Lawmakers in the U.S. Senate and House of Representatives will select party leaders this week for the new Congress that begins in January, and most candidates are running uncontested with no surprises anticipated, lawmakers and aides said.
In the Senate, where Republicans will take control from Democrats in January following big gains in the Nov. 4 midterm elections, both parties are expected to vote on Thursday to keep their current top leaders.
Senate Majority Leader Harry Reid of Nevada and Minority Leader Mitch McConnell of Kentucky are expected to switch titles but remain in charge of their conferences, lawmakers and aides said.
Their deputies, Majority Whip Richard Durbin of Illinois and Minority Whip John Cornyn of Texas, also are expected to keep their leadership jobs.
In the Senate, party leaders and whips are elected by a majority vote from the senators of their party.

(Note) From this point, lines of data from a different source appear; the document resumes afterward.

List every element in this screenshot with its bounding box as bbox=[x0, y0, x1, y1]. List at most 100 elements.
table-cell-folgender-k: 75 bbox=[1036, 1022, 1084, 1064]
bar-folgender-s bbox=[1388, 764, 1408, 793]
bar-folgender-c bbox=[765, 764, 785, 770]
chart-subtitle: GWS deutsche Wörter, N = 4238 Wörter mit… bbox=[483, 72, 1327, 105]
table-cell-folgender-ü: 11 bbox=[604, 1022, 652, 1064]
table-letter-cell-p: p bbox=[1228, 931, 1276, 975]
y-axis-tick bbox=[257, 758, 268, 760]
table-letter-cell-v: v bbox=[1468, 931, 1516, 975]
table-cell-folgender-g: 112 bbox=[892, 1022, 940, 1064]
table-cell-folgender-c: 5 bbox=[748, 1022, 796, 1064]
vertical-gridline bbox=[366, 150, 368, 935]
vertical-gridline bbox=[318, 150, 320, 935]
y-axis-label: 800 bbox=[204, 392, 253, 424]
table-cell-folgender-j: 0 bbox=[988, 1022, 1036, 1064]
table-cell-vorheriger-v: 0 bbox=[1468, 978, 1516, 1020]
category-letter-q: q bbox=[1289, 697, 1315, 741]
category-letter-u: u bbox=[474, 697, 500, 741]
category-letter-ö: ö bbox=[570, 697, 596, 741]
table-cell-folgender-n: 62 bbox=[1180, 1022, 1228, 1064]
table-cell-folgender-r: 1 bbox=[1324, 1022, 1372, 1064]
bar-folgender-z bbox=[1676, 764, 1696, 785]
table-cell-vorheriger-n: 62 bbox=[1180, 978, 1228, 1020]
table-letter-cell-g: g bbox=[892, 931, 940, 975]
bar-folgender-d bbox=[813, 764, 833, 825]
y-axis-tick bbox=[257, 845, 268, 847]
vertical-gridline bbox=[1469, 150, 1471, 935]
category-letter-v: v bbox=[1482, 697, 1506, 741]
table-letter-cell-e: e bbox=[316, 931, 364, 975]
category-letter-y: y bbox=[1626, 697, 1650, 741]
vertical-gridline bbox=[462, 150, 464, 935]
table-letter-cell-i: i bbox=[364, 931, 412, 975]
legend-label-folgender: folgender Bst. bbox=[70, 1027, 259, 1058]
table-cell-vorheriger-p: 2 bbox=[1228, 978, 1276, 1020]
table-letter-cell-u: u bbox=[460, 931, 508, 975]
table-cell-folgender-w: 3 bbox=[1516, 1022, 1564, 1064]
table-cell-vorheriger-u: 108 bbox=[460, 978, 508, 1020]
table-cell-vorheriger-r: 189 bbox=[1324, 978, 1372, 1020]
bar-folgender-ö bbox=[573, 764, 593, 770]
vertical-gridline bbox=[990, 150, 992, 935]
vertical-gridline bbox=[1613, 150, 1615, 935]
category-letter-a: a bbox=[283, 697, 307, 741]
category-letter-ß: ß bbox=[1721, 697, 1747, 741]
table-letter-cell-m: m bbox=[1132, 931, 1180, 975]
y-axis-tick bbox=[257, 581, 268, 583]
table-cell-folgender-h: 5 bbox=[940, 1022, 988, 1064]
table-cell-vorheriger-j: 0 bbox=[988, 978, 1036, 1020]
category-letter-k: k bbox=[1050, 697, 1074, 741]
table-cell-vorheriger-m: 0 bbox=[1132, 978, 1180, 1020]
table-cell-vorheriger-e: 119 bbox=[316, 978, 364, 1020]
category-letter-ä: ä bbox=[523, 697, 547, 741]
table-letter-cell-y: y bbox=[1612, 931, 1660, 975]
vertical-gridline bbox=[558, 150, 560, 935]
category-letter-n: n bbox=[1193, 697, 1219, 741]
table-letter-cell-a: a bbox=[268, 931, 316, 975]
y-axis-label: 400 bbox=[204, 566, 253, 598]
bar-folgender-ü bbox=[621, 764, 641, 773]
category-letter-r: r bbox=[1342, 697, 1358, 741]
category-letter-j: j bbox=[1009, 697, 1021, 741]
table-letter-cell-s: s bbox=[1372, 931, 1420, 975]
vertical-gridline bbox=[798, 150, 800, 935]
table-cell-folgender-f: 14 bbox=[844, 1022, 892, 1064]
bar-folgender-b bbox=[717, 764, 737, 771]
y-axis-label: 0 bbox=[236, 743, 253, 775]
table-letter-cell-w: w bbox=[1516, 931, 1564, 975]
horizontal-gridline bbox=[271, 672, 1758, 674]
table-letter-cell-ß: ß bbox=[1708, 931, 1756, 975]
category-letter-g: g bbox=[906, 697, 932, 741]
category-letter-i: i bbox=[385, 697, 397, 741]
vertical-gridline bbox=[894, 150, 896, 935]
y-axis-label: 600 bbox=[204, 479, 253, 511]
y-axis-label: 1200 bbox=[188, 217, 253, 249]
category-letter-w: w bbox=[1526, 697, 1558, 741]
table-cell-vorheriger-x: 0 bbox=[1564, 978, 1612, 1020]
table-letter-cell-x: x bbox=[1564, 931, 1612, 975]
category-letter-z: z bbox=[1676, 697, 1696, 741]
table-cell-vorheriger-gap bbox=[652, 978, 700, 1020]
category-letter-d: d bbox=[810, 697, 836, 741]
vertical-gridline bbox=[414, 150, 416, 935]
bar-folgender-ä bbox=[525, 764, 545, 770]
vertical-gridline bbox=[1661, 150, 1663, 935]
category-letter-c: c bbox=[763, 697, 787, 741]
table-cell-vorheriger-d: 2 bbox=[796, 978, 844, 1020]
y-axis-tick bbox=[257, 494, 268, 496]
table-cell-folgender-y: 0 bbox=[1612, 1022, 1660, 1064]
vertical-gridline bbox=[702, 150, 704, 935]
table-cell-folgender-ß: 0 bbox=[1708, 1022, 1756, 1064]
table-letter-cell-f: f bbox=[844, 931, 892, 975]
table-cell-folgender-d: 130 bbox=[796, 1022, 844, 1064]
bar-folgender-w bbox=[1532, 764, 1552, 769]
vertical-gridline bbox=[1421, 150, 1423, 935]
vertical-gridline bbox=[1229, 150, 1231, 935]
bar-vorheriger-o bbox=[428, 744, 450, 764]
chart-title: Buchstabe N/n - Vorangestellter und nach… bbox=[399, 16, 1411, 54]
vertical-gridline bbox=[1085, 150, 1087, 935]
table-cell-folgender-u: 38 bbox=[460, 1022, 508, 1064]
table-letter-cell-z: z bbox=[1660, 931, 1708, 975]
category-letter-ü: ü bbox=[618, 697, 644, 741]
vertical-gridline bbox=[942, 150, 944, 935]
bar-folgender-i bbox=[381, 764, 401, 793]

They serve two-year terms that coincide with congressional sessions.
Republican Senators John Thune of South Dakota, John Barrasso of Wyoming and Roy Blunt of Missouri also are expected to stay in their leadership posts, as will Democratic Senators Charles Schumer of New York and Patty Murray of Washington.
In the House, which will remain under Republican control, Republican lawmakers will vote on leaders on Thursday and nominate a candidate for speaker, who will be elected in January by members of both parties.
Current Speaker John Boehner of Ohio, Majority Leader Kevin McCarthy of California, Majority Whip Steve Scalise of Louisiana and Republican Conference Chair Cathy McMorris Rodgers of Washington are running unopposed.
All will serve two-year terms that coincide with the next congressional session.
Representative Raul Labrador of Idaho, one of a small group of Republicans who tried to oust Boehner as the party's leader in 2013, said he had not heard of a similar effort this year.
"I have no interest in doing anything," Labrador said in an interview with Reuters.
House Democrats will elect their leaders on Nov. 18. Current Minority Leader Nancy Pelosi of California and Minority Whip Steny Hoyer of Maryland will run again, and neither is expected to have opposition.
James Clyburn of South Carolina is expected to stay on as assistant Democratic leader, and Xavier Becerra of California as caucus chairman.